Corpus Composition Matters: Mixing Synthetic and Real Data for Time-Series Foundation Model Pretraining
Abstract
Synthetic data is increasingly used to pretrain time-series foundation models, but it remains unclear how synthetic generators should be chosen and how synthetic data should be combined with real data. We study this as a corpus composition problem. We first audit 11 synthetic generators spanning 11.2B time points and use a lightweight feature-space diagnostic to select three representative generator regimes for downstream testing.
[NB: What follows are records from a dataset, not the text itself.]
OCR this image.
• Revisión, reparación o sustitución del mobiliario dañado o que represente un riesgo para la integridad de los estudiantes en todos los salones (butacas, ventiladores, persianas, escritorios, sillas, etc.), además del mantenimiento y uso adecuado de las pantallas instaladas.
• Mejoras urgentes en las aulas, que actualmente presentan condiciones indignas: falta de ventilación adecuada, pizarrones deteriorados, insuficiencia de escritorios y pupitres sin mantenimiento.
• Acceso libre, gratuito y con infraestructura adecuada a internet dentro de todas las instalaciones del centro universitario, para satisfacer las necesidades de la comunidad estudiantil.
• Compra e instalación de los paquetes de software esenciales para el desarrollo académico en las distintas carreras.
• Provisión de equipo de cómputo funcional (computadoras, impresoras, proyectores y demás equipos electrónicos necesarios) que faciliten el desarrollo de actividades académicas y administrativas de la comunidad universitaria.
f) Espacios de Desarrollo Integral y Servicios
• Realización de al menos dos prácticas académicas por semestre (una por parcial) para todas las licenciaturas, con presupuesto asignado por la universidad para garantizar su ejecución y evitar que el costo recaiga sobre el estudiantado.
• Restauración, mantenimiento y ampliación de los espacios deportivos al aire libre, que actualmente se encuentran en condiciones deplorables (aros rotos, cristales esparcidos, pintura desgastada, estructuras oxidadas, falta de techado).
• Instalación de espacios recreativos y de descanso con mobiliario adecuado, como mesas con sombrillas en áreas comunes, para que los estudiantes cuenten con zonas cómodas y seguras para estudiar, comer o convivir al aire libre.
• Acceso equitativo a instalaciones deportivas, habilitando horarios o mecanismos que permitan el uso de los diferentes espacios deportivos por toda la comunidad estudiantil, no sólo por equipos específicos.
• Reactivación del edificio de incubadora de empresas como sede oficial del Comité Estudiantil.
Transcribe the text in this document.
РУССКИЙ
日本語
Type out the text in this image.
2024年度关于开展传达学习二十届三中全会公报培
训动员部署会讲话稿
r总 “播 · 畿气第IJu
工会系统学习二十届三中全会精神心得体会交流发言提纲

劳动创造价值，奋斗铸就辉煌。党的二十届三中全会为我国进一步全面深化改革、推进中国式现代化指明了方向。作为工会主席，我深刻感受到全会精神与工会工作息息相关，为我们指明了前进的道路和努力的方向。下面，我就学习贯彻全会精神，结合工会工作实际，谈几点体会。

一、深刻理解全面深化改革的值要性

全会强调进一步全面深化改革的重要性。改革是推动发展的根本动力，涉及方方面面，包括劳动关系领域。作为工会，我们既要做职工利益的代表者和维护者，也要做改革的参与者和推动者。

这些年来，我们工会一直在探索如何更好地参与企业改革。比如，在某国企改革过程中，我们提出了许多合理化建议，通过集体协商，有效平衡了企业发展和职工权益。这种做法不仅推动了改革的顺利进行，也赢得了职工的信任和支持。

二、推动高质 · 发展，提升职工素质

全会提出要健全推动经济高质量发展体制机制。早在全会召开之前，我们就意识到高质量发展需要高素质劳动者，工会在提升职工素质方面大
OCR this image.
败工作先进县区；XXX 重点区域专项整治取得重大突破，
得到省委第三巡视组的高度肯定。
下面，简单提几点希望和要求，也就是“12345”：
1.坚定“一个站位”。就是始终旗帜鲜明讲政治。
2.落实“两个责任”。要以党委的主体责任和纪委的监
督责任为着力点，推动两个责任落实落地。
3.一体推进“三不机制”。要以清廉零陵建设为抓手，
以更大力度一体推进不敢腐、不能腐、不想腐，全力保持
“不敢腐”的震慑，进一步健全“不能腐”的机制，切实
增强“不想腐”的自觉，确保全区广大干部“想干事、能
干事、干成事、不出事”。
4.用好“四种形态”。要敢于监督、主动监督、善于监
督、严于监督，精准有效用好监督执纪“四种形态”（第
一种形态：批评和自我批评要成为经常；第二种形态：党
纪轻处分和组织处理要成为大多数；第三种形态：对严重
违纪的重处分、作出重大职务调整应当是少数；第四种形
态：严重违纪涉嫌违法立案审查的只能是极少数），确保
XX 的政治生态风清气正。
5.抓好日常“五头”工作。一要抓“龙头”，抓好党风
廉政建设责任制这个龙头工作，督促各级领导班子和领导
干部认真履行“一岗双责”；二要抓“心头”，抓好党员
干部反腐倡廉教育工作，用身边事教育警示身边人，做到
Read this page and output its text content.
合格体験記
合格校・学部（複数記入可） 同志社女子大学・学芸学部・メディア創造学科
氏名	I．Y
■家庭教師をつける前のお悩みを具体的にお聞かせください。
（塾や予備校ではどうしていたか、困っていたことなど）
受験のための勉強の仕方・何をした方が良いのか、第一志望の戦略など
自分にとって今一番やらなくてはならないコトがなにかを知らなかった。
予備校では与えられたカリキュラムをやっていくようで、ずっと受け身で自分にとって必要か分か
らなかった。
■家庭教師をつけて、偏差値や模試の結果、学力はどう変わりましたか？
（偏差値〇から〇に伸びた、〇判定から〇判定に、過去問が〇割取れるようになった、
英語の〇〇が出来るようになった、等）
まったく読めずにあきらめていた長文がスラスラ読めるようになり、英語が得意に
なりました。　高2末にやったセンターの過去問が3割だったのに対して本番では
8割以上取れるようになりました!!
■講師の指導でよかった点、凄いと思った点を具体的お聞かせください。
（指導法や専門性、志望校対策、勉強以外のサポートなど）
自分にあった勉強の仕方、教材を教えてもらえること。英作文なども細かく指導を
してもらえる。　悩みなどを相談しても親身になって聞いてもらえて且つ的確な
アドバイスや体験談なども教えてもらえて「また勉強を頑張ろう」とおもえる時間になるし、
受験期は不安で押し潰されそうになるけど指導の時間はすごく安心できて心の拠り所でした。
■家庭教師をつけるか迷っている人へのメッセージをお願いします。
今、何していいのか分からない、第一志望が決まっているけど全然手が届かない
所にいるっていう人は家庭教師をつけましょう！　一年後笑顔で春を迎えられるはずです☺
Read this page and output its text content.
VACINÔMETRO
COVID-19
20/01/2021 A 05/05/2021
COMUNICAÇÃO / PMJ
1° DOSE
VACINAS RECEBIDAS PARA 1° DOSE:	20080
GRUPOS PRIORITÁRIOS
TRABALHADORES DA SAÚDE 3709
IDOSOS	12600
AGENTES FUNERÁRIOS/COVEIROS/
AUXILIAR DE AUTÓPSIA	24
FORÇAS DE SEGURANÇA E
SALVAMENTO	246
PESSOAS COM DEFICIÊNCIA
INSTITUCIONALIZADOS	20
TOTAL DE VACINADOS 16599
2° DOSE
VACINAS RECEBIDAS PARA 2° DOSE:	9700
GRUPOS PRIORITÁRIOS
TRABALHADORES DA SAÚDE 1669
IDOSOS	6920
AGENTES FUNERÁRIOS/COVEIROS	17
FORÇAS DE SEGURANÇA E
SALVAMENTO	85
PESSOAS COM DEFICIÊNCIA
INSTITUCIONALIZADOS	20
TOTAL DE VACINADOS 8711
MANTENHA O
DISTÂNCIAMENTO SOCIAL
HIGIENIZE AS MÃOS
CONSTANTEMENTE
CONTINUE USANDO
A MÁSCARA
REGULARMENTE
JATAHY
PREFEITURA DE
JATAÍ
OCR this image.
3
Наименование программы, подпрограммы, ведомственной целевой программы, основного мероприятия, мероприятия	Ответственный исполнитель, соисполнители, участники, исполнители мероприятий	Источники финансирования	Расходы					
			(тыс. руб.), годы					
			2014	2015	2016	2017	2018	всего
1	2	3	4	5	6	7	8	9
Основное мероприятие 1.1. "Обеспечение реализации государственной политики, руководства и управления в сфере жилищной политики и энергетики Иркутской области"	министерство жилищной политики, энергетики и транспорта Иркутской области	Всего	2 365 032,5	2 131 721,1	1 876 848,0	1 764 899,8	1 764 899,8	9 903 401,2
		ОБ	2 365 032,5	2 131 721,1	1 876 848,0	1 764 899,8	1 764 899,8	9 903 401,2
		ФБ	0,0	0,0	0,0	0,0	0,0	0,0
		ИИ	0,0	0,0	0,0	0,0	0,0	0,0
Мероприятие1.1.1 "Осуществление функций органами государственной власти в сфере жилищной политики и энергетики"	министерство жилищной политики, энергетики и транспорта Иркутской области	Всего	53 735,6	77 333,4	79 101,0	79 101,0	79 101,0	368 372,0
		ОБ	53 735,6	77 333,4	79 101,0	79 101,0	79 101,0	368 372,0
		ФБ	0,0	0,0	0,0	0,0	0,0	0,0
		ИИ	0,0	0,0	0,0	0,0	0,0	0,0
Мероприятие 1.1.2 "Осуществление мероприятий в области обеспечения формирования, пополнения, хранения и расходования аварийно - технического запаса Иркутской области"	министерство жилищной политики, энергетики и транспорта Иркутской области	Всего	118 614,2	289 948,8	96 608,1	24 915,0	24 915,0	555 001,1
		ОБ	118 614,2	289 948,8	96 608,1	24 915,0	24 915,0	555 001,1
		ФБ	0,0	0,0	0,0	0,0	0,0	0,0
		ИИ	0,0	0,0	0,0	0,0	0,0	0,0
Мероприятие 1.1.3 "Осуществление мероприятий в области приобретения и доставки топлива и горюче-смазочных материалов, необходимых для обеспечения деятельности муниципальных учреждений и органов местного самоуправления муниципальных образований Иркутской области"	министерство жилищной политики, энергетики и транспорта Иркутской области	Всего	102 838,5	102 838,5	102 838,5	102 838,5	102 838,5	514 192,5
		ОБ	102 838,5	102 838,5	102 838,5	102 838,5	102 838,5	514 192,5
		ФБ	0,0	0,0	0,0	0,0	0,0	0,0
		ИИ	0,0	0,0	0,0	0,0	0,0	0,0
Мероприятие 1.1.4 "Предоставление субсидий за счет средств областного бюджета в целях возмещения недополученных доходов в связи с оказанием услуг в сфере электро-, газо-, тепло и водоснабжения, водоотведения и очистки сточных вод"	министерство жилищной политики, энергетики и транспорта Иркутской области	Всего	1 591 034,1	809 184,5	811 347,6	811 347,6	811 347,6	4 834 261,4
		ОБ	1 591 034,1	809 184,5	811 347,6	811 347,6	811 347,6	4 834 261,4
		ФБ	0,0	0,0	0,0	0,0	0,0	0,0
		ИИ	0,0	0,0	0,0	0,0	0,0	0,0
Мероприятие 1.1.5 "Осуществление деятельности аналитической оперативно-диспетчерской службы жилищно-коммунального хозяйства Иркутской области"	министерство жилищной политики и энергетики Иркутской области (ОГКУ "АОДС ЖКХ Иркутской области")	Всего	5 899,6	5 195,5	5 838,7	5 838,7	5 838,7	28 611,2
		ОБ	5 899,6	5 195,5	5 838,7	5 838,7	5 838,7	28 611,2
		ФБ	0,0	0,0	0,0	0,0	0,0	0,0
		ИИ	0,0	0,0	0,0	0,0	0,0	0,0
We then train Chronos-T5-Mini and Moirai-Small from scratch on representative single-generator corpora, an equal mixture of all 11 generators, a real reference corpus, and real-synthetic mixtures at 75/25, 50/50, and 25/75 real/synthetic window ratios. Evaluated zero-shot on GIFT-Eval, a multi-domain forecasting benchmark, both architectures show a clear composition effect: representative single-generator corpora are brittle and multi-generator mixtures are stronger synthetic-only baselines. Real-synthetic mixtures improve over synthetic-only training for both architectures and, for Moirai-Small, outperform both pure real and pure synthetic training; for Chronos-T5-Mini, they remain competitive with the real-only reference. Synthetic pretraining should therefore be treated as corpus design, not as a replacement question.